According to McDonnell, the dealership's top sellers are excavators and wheel loaders.

The city of Portland recently passed legislation that requires retail gas users to supplement their blends with 10 percent biofuel, but as of yet, it doesn't apply to off-road construction vehicles.

"It would be great news for us, because biofuels are even more expensive than diesel, and people would have an even greater incentive to buy our products," says McDonnell said.

Kristine Gittins, president of Triad Machinery in Portland says, "Our business has doubled since 2003, but our economist predicts 2008 and 2009 will see a drop of 8 to 12 percent. After that we'll climb again."

The company rents and sells equipment, but reports fewer people are using rent-to-purchase options these days, preferring to buy the equipment outright while interest rates are low, says Gittins.
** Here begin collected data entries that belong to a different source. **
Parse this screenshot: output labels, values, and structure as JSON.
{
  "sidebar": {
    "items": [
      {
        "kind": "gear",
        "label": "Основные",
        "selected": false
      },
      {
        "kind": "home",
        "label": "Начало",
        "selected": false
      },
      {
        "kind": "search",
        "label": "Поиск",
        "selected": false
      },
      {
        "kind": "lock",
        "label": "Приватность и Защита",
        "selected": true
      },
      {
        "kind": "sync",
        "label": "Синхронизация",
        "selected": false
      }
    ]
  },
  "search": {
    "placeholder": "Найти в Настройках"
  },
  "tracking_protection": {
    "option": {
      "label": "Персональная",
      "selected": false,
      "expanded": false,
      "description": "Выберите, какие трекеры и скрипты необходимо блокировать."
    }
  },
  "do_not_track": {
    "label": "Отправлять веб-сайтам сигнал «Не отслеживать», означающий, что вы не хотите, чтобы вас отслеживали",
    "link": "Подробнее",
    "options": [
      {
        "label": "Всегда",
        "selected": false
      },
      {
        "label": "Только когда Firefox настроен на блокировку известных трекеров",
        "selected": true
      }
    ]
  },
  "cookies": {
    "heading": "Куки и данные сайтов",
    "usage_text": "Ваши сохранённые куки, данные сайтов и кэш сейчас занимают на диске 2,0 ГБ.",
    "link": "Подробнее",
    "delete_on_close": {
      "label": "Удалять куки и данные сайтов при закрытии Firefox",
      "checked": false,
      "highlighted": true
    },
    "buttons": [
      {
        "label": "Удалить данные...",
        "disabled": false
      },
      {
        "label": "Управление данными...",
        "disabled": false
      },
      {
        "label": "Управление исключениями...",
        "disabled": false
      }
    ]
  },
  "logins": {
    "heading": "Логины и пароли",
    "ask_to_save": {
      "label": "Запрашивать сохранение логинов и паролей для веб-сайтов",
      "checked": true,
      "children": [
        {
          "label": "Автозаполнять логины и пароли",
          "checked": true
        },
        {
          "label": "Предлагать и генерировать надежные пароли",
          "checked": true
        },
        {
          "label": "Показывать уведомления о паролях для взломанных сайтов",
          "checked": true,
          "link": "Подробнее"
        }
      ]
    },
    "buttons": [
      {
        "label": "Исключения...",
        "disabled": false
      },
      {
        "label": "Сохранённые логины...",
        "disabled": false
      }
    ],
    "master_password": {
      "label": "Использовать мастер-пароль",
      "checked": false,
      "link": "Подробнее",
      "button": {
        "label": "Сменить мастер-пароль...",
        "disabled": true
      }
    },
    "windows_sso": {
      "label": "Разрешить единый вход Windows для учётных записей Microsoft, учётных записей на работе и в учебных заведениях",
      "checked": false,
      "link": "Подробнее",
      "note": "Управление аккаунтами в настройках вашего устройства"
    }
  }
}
Cranes are the dealership's biggest sellers right now, with all inventory sold through the first quarter of 2008.

"We have a lot of bridge work, which is increasing demand," said Gittins.

Fuel efficiency, she says, is one of their customers' top priorities these days, ranking behind price, but above customer support.

PACO sells and rents heavy equipment: crawler cranes to 230 tons, drill rigs and pile drivers.

"Business is down a little bit from last year," said Theodore Obertmeit, company president. "But we expect that to break loose pretty quick."

New projects in Bellevue and Seattle, Wash., are expected to start soon, which will require drill rigs for foundation work.
Obertmeit says the company's 12 cranes are all rented.


"And that's a pretty good indication of how busy contractors are now," he says.

-Lucy Bodilly is editor of Northwest Construction magazine.